Agora contarás então o prodígio deste meu encontro. Encontrei-vos quase todos, e todos fiéis. Não é isto um prodígio? Só por me terdes contemplado com fé e amor, vos tornastes justos aos olhos de Deus e dos homens.

– Oh! Agora terei coragem! Muita coragem! Agora eu sei que estás aqui e posso dizer: “Ele está lá. Ide a Ele!…” Mas onde, meu Senhor?

– Por todo Israel. Até setembro, estarei na Galileia. Nazaré e Cafarnaum me terão frequentemente e lá poderás encontrar-me. Depois… estarei por toda parte. Eu vim para reunir as ovelhas de Israel.

– Oh! Meu Senhor! Encontrarás muitos bodes. Desconfia dos grandes de Israel!
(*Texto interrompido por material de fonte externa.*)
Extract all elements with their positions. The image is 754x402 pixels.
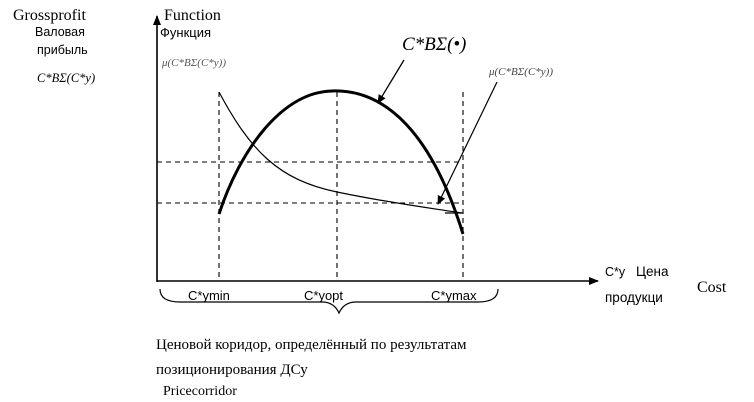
- y-axis-label-formula: C*BΣ(C*y): [37, 71, 95, 85]
- profit-curve-label: C*BΣ(•): [402, 34, 466, 55]
- function-label-ru: Функция: [160, 25, 211, 40]
- x-axis-label-ru-line2: продукци: [605, 290, 663, 305]
- arrow-to-profit-curve: [377, 59, 405, 104]
- caption-en: Pricecorridor: [163, 384, 237, 399]
- arrow-to-membership-curve: [437, 81, 498, 205]
- profit-curve: [217, 89, 465, 235]
- caption-ru-line1: Ценовой коридор, определённый по результ…: [156, 337, 467, 353]
- right-membership-label: μ(C*BΣ(C*y)): [488, 66, 553, 78]
- membership-curve: [218, 91, 463, 214]
- x-axis-label-ru-line1: Цена: [636, 264, 669, 279]
- tick-label-min: C*ymin: [188, 288, 230, 303]
- y-axis-label-ru-line2: прибыль: [37, 43, 88, 57]
- y-axis-label-en: Grossprofit: [13, 7, 86, 24]
- tick-label-max: C*ymax: [431, 288, 477, 303]
- function-label-en: Function: [164, 7, 221, 24]
- x-axis-label-symbol: C*y: [605, 265, 626, 279]
- guide-lines: [157, 92, 464, 281]
- caption-ru-line2: позиционирования ДСу: [156, 362, 308, 378]
- y-axis-label-ru-line1: Валовая: [35, 25, 85, 39]
- left-membership-label: μ(C*BΣ(C*y)): [161, 57, 226, 69]
- x-axis-label-en: Cost: [697, 279, 727, 296]
- tick-label-opt: C*yopt: [304, 288, 343, 303]
- price-corridor-bracket: [159, 288, 499, 315]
– Não me farão nada de mal, enquanto não chegar a hora. E tu, aos mortos, aos que estão dormindo, e aos vivos, irás dizer: “O Messias está entre nós.”

– Aos mortos, Senhor?

– Aos mortos da alma. Os outros, os justos mortos no Senhor já vibram de alegria por causa de sua próxima libertação do limbo. Diz aos mortos: “Eu sou a Vida.” Diz aos que estão dormindo: “Eu sou o Sol que surge, para fazê-los despertar do sono.” Diz aos vivos: “Eu sou a Verdade que eles procuram.”

– E curas também os doentes? Levi falou-me de Isaque. Foi só para ele que fizeste um milagre, por ser um dos teus pastores, ou fazes para todos?

– Para os bons, o milagre é como um justo prêmio. Para os menos bons, é para impeli-los à verdadeira bondade. Para os maus também, às vezes para sacudi-los e persuadi-los de que Eu sou, e que Deus está Comigo. O milagre é um dom. E o dom é para os bons. Mas Aquele que é Misericórdia, e vê como a natureza humana arca sob uma pesada carga, sem poder ser removida, a não ser por algum acontecimento poderoso, recorre também a isso, para dizer: “Tudo eu fiz convosco, e nada valeu. Dizei portanto, vós mesmos, que Eu vos devo fazer ainda.”

88.5 – Senhor, não te aborrece entrar em minha casa? Se me garantes que nenhum ladrão entrará nas propriedades, eu queria hospedar-te, e chamar os poucos que te conhecem pela minha palavra para encontrar-Te. O patrão nos tem torcido e moído, como caules desprezíveis. Nós temos somente a esperança de um prêmio eterno. Mas, se Tu te manifestas aos corações humilhados, eles terão em si uma outra força.

– Eu vou. Não te preocupes com as plantas e os vinhedos. Serás capaz de crer que os anjos farão uma guarda fiel?

– Oh! Senhor! Já pude ver os teus servos celestes. Creio. E vou Contigo cheio de segurança. Benditas estas plantas e estas vinhas que sentirem o vento e a canção de asas e vozes angélicas! Bendito este chão que santificas com o teu pé! Vem, Senhor Jesus! Ouvi, ó plantas e videiras! Ouvi, ó glebas! Aquele Nome que a vós confiei para a minha paz, eu o digo a Ele. Jesus está aqui. Ouvi, e pelos ramos e sarmentos suba exultante a seiva. O Messias está conosco.

Tudo termina com estas alegres palavras.